The woman turned toward the plants thoughtfully. She kept that gun aimed right at him, though.

“And something tells me Britt would never ask anyone for help,” he added. “So I wanted to do this for him before she fell or tripped on it and got hurt.”

As it turned out, this was the right thing to say. At least it was the thing that got her to lower the gun.

A little.

“Well, that does sound like Britt. And that porch of hers is a hazard. She’s got a good heart, that girl. She loves those plants up until they’re thriving and gives them away again. But she needs someone to look after her. And she needs something to lookafterthat isn’t a plant or a cat.”
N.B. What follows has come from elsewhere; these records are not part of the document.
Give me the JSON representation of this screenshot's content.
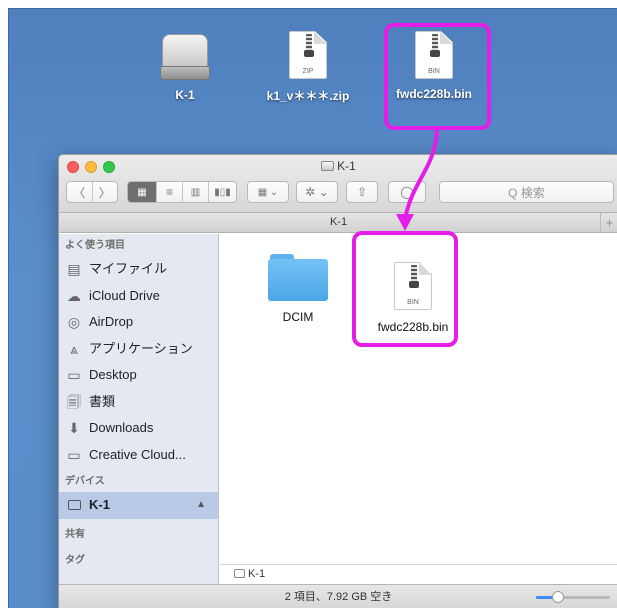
{
  "desktop": {
    "icons": [
      {
        "label": "K-1",
        "kind": "drive-icon"
      },
      {
        "label": "k1_v＊＊＊.zip",
        "kind": "zip-file-icon",
        "ext": "ZIP"
      },
      {
        "label": "fwdc228b.bin",
        "kind": "bin-file-icon",
        "ext": "BIN"
      }
    ]
  },
  "finder": {
    "title": "K-1",
    "search_placeholder": "Q 検索",
    "path_tab": "K-1",
    "path_plus": "+",
    "sidebar": {
      "favorites_header": "よく使う項目",
      "favorites": [
        {
          "label": "マイファイル",
          "icon": "all-my-files-icon",
          "glyph": "▤"
        },
        {
          "label": "iCloud Drive",
          "icon": "cloud-icon",
          "glyph": "☁"
        },
        {
          "label": "AirDrop",
          "icon": "airdrop-icon",
          "glyph": "◎"
        },
        {
          "label": "アプリケーション",
          "icon": "applications-icon",
          "glyph": "⩓"
        },
        {
          "label": "Desktop",
          "icon": "desktop-folder-icon",
          "glyph": "▭"
        },
        {
          "label": "書類",
          "icon": "documents-icon",
          "glyph": "🗐"
        },
        {
          "label": "Downloads",
          "icon": "downloads-icon",
          "glyph": "⬇"
        },
        {
          "label": "Creative Cloud...",
          "icon": "folder-icon",
          "glyph": "▭"
        }
      ],
      "devices_header": "デバイス",
      "devices": [
        {
          "label": "K-1",
          "icon": "drive-icon",
          "eject": "▲"
        }
      ],
      "shared_header": "共有",
      "tags_header": "タグ"
    },
    "items": [
      {
        "label": "DCIM",
        "kind": "folder-icon"
      },
      {
        "label": "fwdc228b.bin",
        "kind": "bin-file-icon",
        "ext": "BIN"
      }
    ],
    "path_status": "K-1",
    "status_text": "2 項目、7.92 GB 空き",
    "icon_size_level": 0.3
  },
  "colors": {
    "highlight": "#e41ee6",
    "desktop": "#5a8ecb"
  }
}
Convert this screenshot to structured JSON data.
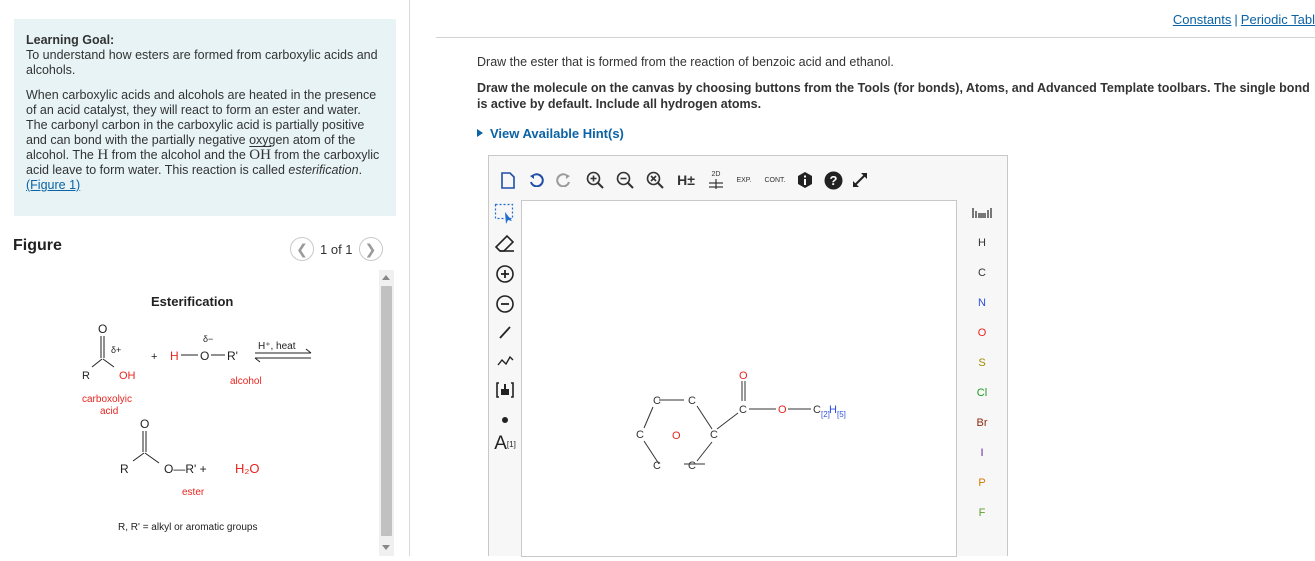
{
  "learning_goal": {
    "title": "Learning Goal:",
    "summary": "To understand how esters are formed from carboxylic acids and alcohols.",
    "p_part1": "When carboxylic acids and alcohols are heated in the presence of an acid catalyst, they will react to form an ester and water. The carbonyl carbon in the carboxylic acid is partially positive and can bond with the partially negative oxygen atom of the alcohol. The ",
    "h_symbol": "H",
    "p_part2": " from the alcohol and the ",
    "oh_symbol": "OH",
    "p_part3": " from the carboxylic acid leave to form water. This reaction is called ",
    "term": "esterification",
    "p_part4": ".",
    "figure_link": "(Figure 1)"
  },
  "figure": {
    "heading": "Figure",
    "pager_text": "1 of 1",
    "title": "Esterification",
    "delta_plus": "δ+",
    "delta_minus": "δ−",
    "acid_O": "O",
    "acid_R": "R",
    "acid_OH": "OH",
    "acid_label": "carboxolyic",
    "acid_label2": "acid",
    "plus1": "+",
    "alcohol_formula_H": "H",
    "alcohol_formula_O": "O",
    "alcohol_formula_R": "R'",
    "conditions": "H⁺, heat",
    "alcohol_label": "alcohol",
    "ester_O": "O",
    "ester_R": "R",
    "ester_chain": "O—R' +",
    "water": "H₂O",
    "ester_label": "ester",
    "footnote": "R, R' = alkyl or aromatic groups"
  },
  "header_links": {
    "constants": "Constants",
    "periodic": "Periodic Tabl"
  },
  "question": {
    "text": "Draw the ester that is formed from the reaction of benzoic acid and ethanol.",
    "instructions": "Draw the molecule on the canvas by choosing buttons from the Tools (for bonds), Atoms, and Advanced Template toolbars. The single bond is active by default. Include all hydrogen atoms.",
    "hint": "View Available Hint(s)"
  },
  "editor": {
    "top_toolbar": {
      "h_plus": "H±",
      "label_2d": "2D",
      "exp": "EXP.",
      "cont": "CONT."
    },
    "left_toolbar": {
      "charge_label": "A",
      "charge_sup": "[1]"
    },
    "atoms": [
      "H",
      "C",
      "N",
      "O",
      "S",
      "Cl",
      "Br",
      "I",
      "P",
      "F"
    ],
    "atom_colors": {
      "H": "#333333",
      "C": "#333333",
      "N": "#2f4fe0",
      "O": "#e8251f",
      "S": "#a08b00",
      "Cl": "#1d9b1d",
      "Br": "#8b2a0e",
      "I": "#6b1fa8",
      "P": "#d27a00",
      "F": "#5aa02c"
    },
    "canvas": {
      "ring_atoms": [
        "C",
        "C",
        "C",
        "C",
        "C",
        "C"
      ],
      "ring_center": "O",
      "carbonyl_O": "O",
      "carbonyl_C": "C",
      "ester_O": "O",
      "c_label": "C",
      "sub2": "[2]",
      "h_label": "H",
      "sub5": "[5]"
    }
  }
}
“I kinda got that sense, too.”

The gun lowered a little bit more.

“You must be the neighbor who called the police when Britt was singing in the shower,” he tried.

He hoped Mrs.Morrison’s memory was still sharp.

“I might be at that,” she hedged.

They continued eyeing each other, though she was a bit more thoughtful now.

“You like her quite a bit, don’t you, young man?” Mrs.Morrison shrewdly guessed.

He hesitated. “I might just.”

“I might be a might twitchy because you’re her first male visitor since she’s moved here.”

He smiled at that. “You don’t know how happy that makes me.”

She chuckled again.

Finally she sighed, locked the gun and set it aside, leaning it up against the house as casually as if it were a cane. She brushed her hands off on her apron.